Even the construction and use of the drill pads and access roads can scar the landscape and cause environmental damage. In just a couple months of operation, Pennsylvania has already had several environmental violations, including an oil spill and the fouling of various waterways.
Now imagine these effects multiplied by thousands upon thousands of wells, as many as 2 per square mile, across much of northeast PA.
It is bad enough that private individuals incur this risk, but now the Commonwealth of Pennsylvania is getting into the act, having recently opened 18 plots of Pennsylvania State Forest land totaling 74,000 acres for natural gas drilling by the highest bidders!




What Should be Done about Natural Gas Drilling & Fracking
The Green Party of Pennsylvania believes that despite the apparent short-term economic benefits, Marcellus Shale gas drilling will have a net negative economic and environmental impact for Pennsylvania. We do not need these fossil fuels. We should instead be conserving energy, and developing clean, renewable energy sources, activities which if structured effectively can also create jobs and spur economic development.
The Green Party of Pennsylvania calls for….
Termination and prohibition of all natural gas drilling involving the use of chemical additives or fracking in the Commonwealth of Pennsylvania. Natural gas drillers must be required to comply with the Clean Water Act and must not be allowed to pump poisons in Pennsylvania.
Drillers conformance to existing environmental laws should be vigorously enforced. Severe penalties should be place on violations to ensure that all drill operations place a high value on protecting the environment and complying with the law.
Enactment of a severance tax on removal of natural gas. The present and future citizens of PA ought to be compensated for the share of drilling costs externalized to them, the risk of pollution, and the loss of the resource to future generations as a result of its current privatization. Most states have a severance tax on the extraction of natural gas. Typically this tax is less than 10%. Pennsylvania is apparently the only major natural gas producing state that lacks a severance tax.
Prohibition on any and all natural gas or other fossil fuel drilling on public lands. At the very least, no drilling should be allowed on public lands without the specific approval of the owners, i.e. the voters of Pennsylvania, in a public referendum.
No drilling should be allowed without a water use and reclamation plan approved by both the Commonwealth environmental agencies and the local communities whose water resources would be adversely impacted. Such a plan must make the drillers responsible for the costs, rather than allow them to externalize costs to the community, avoid adversely impacting aquifers, and require that fracking water be recovered the drill site, cleaned, and reclaimed.
Promotion and investment instead in sustainable clean energy sources, e.g. solar and wind power.

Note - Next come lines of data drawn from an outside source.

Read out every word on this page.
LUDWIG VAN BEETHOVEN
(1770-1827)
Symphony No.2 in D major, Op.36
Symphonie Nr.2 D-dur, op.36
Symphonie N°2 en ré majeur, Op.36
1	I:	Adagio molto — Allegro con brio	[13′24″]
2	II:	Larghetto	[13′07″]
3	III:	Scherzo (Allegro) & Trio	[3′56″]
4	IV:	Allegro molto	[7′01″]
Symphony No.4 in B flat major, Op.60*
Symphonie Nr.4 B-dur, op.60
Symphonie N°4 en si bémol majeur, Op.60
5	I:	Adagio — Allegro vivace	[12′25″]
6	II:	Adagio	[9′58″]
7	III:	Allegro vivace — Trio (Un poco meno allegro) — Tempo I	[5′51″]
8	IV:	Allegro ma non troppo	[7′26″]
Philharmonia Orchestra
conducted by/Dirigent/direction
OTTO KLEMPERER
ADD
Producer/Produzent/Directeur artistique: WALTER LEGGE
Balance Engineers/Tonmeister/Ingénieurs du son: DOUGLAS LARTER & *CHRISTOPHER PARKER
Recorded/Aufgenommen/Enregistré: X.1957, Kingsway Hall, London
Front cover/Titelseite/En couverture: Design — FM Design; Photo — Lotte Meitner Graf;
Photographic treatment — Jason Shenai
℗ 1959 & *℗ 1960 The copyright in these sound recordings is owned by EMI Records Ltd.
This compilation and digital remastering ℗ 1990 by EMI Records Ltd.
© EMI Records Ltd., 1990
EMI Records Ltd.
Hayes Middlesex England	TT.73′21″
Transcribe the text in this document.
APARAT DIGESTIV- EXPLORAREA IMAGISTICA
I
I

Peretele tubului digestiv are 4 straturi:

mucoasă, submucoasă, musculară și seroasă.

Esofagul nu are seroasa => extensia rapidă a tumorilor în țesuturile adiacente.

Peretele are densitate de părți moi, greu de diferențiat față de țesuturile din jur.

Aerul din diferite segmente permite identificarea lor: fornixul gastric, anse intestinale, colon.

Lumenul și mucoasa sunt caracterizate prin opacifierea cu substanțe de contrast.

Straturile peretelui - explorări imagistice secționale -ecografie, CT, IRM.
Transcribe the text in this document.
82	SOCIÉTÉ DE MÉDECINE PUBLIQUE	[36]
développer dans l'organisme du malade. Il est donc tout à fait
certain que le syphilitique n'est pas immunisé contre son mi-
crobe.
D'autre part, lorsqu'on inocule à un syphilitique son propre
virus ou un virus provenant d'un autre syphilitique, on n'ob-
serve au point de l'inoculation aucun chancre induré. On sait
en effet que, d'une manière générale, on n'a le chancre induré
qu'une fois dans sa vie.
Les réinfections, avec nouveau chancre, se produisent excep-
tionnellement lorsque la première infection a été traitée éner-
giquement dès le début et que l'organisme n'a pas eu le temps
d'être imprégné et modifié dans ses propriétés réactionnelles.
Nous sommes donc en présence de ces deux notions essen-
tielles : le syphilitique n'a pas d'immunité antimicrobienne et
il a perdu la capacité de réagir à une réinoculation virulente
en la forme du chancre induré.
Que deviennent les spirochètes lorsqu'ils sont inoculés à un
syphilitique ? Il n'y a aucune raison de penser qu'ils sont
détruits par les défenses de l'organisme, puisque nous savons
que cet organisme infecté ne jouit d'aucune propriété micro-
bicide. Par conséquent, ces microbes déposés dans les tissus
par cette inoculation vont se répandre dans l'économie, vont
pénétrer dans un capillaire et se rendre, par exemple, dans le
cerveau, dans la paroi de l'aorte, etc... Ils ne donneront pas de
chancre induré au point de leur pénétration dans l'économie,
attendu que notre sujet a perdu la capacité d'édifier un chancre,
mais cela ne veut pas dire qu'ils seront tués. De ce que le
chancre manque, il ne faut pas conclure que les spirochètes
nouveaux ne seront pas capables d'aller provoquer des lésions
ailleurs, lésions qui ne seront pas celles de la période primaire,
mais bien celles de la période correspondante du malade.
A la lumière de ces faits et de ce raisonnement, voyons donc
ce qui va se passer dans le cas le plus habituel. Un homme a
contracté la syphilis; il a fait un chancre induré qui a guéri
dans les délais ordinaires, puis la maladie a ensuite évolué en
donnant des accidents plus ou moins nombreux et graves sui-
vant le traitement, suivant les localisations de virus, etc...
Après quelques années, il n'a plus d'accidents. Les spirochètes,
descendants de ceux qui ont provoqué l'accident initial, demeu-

The Green Party also supports the right of local communities to protect their local water systems from poisoning by drillers who frack by enacting local taxes and environmental ordinances. While the state believes their authority supersedes that of localities, the Green Party contends that power rests ultimately with the people in communities, who should in principle be free to enact local environmental protections more stringent than those enacted by the Commonwealth, and that as a matter of self-defense, it is imperative that they do so. Local communities need to develop local ordinances governing what is and is not acceptable to them, and vigorously enforce the statutes they create. We encourage local citizens to use groups like ActionPA and the Community Environmental Legal Defense Fund (CELDF), which exist to aid local communities in these efforts. And we encourage community groups and the conscientious citizens that constitute them to consider running for public office to better protect their communities from this threat.